1. owsianka, pol banana, kilka orzechow, kawa z mlekiem

2.makaron pelnoziarnisty, jajecznica z warzywami.

3. rosol do picia

4. pieczona piers kurczaka, kuskus i Zielona fasolka, mniam :)

5. masa herbatki z imbirem, pomarancza, boost jesienny :)
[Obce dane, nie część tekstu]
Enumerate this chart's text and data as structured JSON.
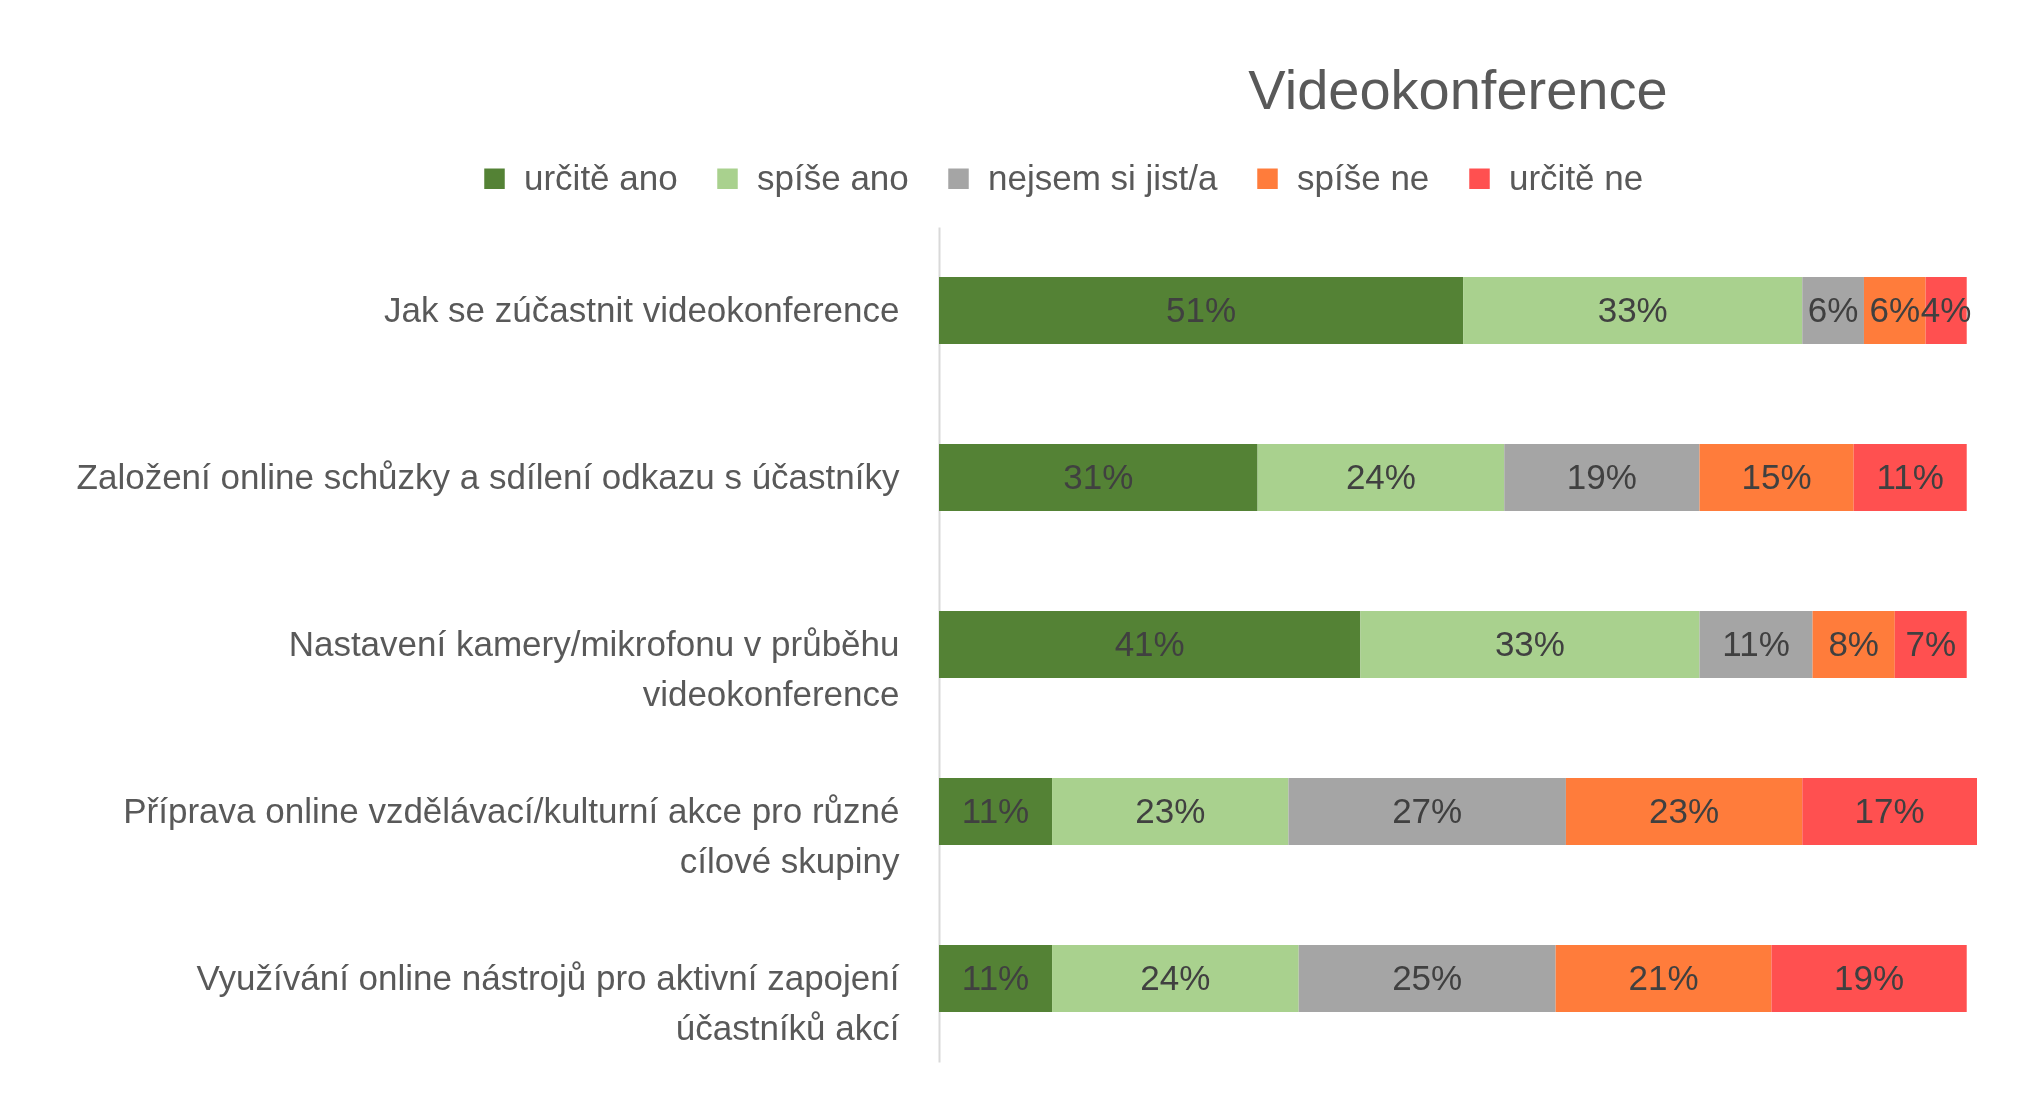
{
  "chart_data": {
    "type": "bar",
    "title": "Videokonference",
    "orientation": "horizontal",
    "stacked": true,
    "legend": "top",
    "categories": [
      "Jak se zúčastnit videokonference",
      "Založení online schůzky a sdílení odkazu s účastníky",
      "Nastavení kamery/mikrofonu v průběhu videokonference",
      "Příprava online vzdělávací/kulturní akce pro různé cílové skupiny",
      "Využívání online nástrojů pro aktivní zapojení účastníků akcí"
    ],
    "series": [
      {
        "name": "určitě ano",
        "color": "#548235",
        "values": [
          51,
          31,
          41,
          11,
          11
        ],
        "value_labels": [
          "51%",
          "31%",
          "41%",
          "11%",
          "11%"
        ]
      },
      {
        "name": "spíše ano",
        "color": "#a9d18e",
        "values": [
          33,
          24,
          33,
          23,
          24
        ],
        "value_labels": [
          "33%",
          "24%",
          "33%",
          "23%",
          "24%"
        ]
      },
      {
        "name": "nejsem si jist/a",
        "color": "#a5a5a5",
        "values": [
          6,
          19,
          11,
          27,
          25
        ],
        "value_labels": [
          "6%",
          "19%",
          "11%",
          "27%",
          "25%"
        ]
      },
      {
        "name": "spíše ne",
        "color": "#ff7c3b",
        "values": [
          6,
          15,
          8,
          23,
          21
        ],
        "value_labels": [
          "6%",
          "15%",
          "8%",
          "23%",
          "21%"
        ]
      },
      {
        "name": "určitě ne",
        "color": "#ff5050",
        "values": [
          4,
          11,
          7,
          17,
          19
        ],
        "value_labels": [
          "4%",
          "11%",
          "7%",
          "17%",
          "19%"
        ]
      }
    ]
  }
}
trening: 30 min 2 dzien shred, 10 min rozciaganie

  • naajs

    naajs

    1 października 2013, 20:16

    ja miałam największe zakwasy po tych przeklętych ćwiczeniach 6min z Ewką!

  • Integra

    Integra

    1 października 2013, 15:21

    takie zakwasy są straszne ale mnie zawsze bardzo motywują bo zdaję sobie sprawę że aktywowałam swój organizm i teraz będzie już tylko lepiej :)

  • spalina

    spalina

    1 października 2013, 14:34

    ja dziś zaczynam poziom 2, obawiam się, że wcale nie będzie mi łatwiej z 2, niż Tobie teraz z 1! :)

  • Leilla85

    Leilla85

    1 października 2013, 13:37

    Musze poczytac o tych cwiczeniach ktore wykonujesz. Moze po swoim 30sto dniowym wyzwaniu sprobuje wlasnie tych ;-)

  • 88sweet88

    88sweet88

    1 października 2013, 12:22

    witaj w klubie z zakwasami hehe:))) no to juz jestesmy po drugim treningu super!!

  • anitka5904

    anitka5904

    1 października 2013, 12:22

    Świetnie Ci idzie ;** pOZdrawiam i trzymam kciuki :)

  • loveforever

    loveforever

    1 października 2013, 11:03

    Po pologu miało byc:)

  • loveforever

    loveforever

    1 października 2013, 11:02

    Super to po polotu ruszam z Toba:)) podziwiam ze nie dajesz sie zakwasom i nie odpuszczasz treningom:))) i bardzo ladnie jesz:) ja tylko rosół nie bardzo lubię ale reszte z checia bym zjadła :)

  • lachnaa

    lachnaa

    1 października 2013, 10:54

    ja jak mialam zakwasy po killerze to przez 3 dni nie mogłam chodzić :D obyś wytrwała, trzymam kciuki ! :)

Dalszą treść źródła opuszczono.